The Tim Tam. Australia’s most famous ‘cuisine’ …says a lot! It comes in a variety of flavours of chocolatey goodness and you’re advised of one way, and one way only, to eat it.
Nibble, suck and melt.
Now, I’d heard all about the Tam Tam and how amazing and delicious it was that I looked forward to finally arriving in Australia to try it out. Even when I spotted a glimpse on a shelf in a Thai 7/11 I resisted and decided it’s home ground would be the only satisfactory place to enjoy it. James and I were told about the method best to eat it, which involved biting off the corner at opposite ends and sucking hot tea/chocolate/coffee through it until it melts so quickly you have to shove it in your mouth. I have to admit, I was sold. I couldn’t wait to try.
Being quite the chocolate connoisseur, I was expecting some spectacularly created, new realms of heaven chocolate bar that I had never crossed paths with before but when James and I bought our first pack and opened it up I was filled with familiarity. Yes, this Aussie chocolate delight had actually been sitting in my Mums treat cupboard since I was 5 in the form of a Penguin.
I could be wrong, and I would very much like everyone at home to try it, but my immediate thought was you could do the exact same thing with a Penguin bar? I was some what disappointed in the suspense I’d put myself through, waiting till my feet hit Aussie soil to try it but I obviously didn’t let that defeat me. I had another. And another.
I think it’s the method that’s brought the Tim Tam to fame as it’s really quite average without making it go all soft and gooey.
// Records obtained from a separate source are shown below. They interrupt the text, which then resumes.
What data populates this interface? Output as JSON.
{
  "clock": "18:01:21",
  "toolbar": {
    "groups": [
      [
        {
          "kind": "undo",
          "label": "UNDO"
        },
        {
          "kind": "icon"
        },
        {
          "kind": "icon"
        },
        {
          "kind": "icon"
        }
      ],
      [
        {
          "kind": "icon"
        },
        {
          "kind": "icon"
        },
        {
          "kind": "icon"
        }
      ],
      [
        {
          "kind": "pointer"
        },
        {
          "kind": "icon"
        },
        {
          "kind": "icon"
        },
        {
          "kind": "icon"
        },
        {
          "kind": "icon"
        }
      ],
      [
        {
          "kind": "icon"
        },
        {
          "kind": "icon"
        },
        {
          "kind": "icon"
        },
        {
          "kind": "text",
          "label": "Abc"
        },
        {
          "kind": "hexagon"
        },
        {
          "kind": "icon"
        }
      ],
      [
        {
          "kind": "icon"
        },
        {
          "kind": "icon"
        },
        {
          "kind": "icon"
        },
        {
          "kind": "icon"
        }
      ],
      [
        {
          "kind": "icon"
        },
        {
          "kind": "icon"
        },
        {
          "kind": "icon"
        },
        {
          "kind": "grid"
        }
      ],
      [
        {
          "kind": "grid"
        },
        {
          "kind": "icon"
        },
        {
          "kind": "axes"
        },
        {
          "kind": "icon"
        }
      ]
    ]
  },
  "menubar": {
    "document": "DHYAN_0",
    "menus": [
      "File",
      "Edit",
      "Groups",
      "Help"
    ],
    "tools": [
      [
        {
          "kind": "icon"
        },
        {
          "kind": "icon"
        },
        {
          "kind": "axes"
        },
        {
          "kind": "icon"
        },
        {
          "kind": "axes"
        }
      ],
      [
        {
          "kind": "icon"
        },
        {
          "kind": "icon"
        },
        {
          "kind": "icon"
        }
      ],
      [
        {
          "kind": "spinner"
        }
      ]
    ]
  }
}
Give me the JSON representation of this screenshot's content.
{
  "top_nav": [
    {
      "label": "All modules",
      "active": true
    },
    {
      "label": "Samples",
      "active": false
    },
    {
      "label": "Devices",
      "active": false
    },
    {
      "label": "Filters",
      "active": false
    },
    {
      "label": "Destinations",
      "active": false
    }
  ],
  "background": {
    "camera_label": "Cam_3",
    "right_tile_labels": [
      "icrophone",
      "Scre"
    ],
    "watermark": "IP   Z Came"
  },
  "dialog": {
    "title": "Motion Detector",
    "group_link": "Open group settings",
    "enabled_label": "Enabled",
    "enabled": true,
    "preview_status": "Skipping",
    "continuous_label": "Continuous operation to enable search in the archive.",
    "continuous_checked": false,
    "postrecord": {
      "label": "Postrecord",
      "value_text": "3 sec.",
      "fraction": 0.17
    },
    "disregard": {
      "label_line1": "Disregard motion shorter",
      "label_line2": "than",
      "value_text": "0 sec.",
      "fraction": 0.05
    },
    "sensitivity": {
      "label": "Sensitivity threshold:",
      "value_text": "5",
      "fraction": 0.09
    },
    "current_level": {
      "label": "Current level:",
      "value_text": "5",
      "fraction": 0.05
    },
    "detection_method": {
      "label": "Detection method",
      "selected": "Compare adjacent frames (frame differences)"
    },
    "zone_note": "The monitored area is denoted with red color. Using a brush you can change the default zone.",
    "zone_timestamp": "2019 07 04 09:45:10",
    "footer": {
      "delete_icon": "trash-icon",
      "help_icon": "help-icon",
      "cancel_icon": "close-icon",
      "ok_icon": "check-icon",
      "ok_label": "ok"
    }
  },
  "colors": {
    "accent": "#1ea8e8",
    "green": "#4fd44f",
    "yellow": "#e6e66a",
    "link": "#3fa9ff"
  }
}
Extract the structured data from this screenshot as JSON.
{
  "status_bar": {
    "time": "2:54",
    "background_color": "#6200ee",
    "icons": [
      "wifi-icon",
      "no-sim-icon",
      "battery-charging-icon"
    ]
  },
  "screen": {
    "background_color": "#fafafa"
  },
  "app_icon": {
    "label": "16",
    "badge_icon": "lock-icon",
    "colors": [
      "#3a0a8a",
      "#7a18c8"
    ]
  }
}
That leads me to suspect the same about all Australia’s traditional cuisine…they haven’t discovered any new foods or meals but they’ve discovered weird and wonderful ways to eat them. Take banana bread for example, supposedly you’re meant to whack it in the toaster and put butter on it? Who knew. And roast chicken..nah don’t stick it in the oven with a lemon inside, put a can of beer in it instead!